A failed asylum-seeker's daughter is at "high risk" of female genital mutilation (FGM) if she and her mother are deported, a senior judge has ruled.
The High Court heard the woman, who has links to Bahrain and Sudan, has been refused asylum by the Home Office.
Mr Justice Newton made an FGM protection order after the High Court ruled in 2019 the Home Secretary could deport her despite the risk.
The case, brought by Suffolk County Council, is the first of its kind.
Barrister Charlotte Proudman, who represents the girl's mother, called on Home Secretary Priti Patel "to show compassion... and make sure a child is kept safe".
'First of kind'
The mother's application for asylum was rejected by Home Office officials and two tribunal appeals have been dismissed.

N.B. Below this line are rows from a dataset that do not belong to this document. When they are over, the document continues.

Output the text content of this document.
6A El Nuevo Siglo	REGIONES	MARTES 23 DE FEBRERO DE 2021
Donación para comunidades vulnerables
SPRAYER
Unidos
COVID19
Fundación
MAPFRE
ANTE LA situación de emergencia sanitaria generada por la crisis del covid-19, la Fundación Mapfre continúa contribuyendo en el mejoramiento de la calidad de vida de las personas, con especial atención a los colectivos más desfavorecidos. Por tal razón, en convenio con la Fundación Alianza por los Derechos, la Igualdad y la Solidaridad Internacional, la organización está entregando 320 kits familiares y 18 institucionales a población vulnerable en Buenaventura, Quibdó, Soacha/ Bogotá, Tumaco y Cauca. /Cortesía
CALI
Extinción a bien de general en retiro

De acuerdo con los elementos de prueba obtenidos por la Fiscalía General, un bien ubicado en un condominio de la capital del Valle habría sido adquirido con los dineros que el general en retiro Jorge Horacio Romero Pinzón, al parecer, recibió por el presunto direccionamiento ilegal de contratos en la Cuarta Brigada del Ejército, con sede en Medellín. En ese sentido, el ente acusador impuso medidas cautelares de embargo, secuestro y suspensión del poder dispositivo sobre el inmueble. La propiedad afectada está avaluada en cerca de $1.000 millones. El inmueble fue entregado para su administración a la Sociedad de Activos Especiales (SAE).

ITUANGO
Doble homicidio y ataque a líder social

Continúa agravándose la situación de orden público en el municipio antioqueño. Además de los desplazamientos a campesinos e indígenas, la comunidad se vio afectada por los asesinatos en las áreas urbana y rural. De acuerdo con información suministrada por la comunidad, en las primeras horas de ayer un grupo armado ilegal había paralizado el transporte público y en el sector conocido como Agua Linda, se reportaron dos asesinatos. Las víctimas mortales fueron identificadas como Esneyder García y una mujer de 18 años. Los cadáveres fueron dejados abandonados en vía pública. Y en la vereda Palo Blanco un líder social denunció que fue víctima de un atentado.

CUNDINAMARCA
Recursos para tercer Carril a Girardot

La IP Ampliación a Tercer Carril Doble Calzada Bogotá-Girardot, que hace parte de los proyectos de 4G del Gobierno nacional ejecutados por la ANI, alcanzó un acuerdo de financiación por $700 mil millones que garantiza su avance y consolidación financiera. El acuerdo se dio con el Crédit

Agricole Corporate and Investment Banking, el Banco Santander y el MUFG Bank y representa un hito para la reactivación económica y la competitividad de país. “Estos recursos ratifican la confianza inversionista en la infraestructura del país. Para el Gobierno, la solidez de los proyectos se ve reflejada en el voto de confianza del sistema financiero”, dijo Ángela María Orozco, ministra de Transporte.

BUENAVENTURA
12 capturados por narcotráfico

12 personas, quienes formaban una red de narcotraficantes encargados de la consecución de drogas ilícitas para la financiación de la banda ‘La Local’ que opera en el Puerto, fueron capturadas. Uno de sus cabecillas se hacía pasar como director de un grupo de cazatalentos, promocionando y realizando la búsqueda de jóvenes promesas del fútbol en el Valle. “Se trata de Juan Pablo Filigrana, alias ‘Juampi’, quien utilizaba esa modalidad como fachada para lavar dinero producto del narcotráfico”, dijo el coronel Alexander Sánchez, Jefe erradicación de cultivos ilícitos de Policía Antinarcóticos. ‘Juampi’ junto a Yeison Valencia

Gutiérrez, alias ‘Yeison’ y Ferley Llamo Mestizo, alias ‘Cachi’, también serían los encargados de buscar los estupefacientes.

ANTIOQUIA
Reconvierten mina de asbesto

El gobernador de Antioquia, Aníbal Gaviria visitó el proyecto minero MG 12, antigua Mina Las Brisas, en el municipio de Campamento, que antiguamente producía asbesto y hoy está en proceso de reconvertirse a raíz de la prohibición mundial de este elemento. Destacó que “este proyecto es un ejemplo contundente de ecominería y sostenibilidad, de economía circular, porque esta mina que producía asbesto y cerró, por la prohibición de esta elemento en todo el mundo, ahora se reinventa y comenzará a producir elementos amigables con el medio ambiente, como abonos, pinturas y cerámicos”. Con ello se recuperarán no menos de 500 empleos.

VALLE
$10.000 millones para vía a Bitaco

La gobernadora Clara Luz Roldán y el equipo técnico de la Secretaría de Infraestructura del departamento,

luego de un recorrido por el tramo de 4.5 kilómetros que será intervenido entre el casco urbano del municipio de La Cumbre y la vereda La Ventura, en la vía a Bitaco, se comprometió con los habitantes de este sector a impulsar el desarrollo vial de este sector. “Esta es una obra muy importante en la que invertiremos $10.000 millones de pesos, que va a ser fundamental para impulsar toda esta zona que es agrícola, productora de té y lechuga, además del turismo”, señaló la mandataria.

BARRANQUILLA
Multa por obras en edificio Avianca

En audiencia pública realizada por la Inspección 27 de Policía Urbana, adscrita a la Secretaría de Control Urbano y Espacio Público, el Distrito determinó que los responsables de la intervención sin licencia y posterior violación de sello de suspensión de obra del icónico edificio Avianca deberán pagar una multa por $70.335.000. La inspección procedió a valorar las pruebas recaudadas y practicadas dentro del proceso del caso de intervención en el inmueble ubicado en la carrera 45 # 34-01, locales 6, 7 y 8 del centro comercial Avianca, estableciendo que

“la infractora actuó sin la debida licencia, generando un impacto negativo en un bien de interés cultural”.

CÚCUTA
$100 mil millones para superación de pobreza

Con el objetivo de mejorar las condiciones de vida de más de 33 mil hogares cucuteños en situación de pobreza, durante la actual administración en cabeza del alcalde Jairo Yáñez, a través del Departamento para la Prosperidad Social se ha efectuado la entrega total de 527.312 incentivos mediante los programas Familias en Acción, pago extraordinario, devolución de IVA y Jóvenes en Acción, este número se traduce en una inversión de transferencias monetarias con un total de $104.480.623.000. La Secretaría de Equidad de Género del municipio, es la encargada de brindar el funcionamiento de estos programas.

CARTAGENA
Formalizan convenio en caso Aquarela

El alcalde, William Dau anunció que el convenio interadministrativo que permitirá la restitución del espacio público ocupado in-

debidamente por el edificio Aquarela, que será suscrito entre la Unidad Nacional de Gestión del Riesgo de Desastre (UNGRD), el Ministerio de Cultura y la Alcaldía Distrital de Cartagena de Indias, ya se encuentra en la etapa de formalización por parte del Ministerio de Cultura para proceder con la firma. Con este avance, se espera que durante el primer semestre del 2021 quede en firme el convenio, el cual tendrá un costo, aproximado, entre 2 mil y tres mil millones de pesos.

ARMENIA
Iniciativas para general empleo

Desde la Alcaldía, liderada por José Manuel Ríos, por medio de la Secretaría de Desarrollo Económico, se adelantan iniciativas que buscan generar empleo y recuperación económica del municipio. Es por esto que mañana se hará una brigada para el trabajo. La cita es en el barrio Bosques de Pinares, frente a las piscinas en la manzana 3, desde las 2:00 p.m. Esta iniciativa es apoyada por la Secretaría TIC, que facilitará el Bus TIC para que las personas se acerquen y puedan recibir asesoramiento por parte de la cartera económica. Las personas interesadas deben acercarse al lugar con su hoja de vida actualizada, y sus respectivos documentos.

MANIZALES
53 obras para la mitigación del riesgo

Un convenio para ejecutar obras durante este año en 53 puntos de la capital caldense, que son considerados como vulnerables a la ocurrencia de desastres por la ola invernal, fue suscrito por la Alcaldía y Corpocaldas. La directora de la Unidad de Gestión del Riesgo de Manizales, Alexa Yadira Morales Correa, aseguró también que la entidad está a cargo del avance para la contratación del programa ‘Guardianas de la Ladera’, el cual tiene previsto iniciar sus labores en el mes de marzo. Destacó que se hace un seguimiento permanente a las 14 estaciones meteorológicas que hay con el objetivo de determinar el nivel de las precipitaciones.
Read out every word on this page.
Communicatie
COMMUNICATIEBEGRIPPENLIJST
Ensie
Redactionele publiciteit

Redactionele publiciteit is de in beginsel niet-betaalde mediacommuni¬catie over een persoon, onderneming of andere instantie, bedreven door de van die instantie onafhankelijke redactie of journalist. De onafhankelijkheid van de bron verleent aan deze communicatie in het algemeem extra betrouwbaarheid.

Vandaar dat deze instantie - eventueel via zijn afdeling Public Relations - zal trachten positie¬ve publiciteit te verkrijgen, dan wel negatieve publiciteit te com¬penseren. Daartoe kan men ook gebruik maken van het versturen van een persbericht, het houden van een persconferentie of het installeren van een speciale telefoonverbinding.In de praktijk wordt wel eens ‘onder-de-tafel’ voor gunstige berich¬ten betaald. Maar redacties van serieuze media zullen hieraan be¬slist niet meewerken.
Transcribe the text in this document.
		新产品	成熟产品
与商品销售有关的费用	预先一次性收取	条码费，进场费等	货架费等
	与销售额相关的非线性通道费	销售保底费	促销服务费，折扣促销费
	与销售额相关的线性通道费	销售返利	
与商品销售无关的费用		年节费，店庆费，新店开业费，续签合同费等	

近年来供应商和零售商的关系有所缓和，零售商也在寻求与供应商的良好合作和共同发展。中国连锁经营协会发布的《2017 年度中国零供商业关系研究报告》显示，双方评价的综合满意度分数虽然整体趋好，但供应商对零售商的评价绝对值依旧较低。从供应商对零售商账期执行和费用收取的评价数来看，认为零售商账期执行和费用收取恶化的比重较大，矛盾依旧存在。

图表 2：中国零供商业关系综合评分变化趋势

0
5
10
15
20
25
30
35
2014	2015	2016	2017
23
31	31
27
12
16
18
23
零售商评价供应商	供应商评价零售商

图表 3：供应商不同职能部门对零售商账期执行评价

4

But she fears if she leaves for Bahrain she will be trafficked to Sudan and her 10-year-old daughter put at risk.
In 2019, Sir Andrew McFarlane, president of the Family Division of the High Court and the most senior family court judge in England and Wales, concluded a judge could not bar then then Home Secretary Sajid Javid from deporting the woman but only ask for judges' FGM concerns to be taken into account.
Mr Justice Newton analysed evidence from this hearing, which he has described as the first of its kind.
In a written ruling he said the girl would be at "high risk" of being subjected to FGM if she was taken to Sudan.
He has said it raises public interest issues relating to "tensions" between politicians and the courts.
Lawyers say the woman and her daughter are still in Britain.
Judges have ruled the 10-year-old cannot be identified in media reports.
The BBC has asked the Home Office for a comment.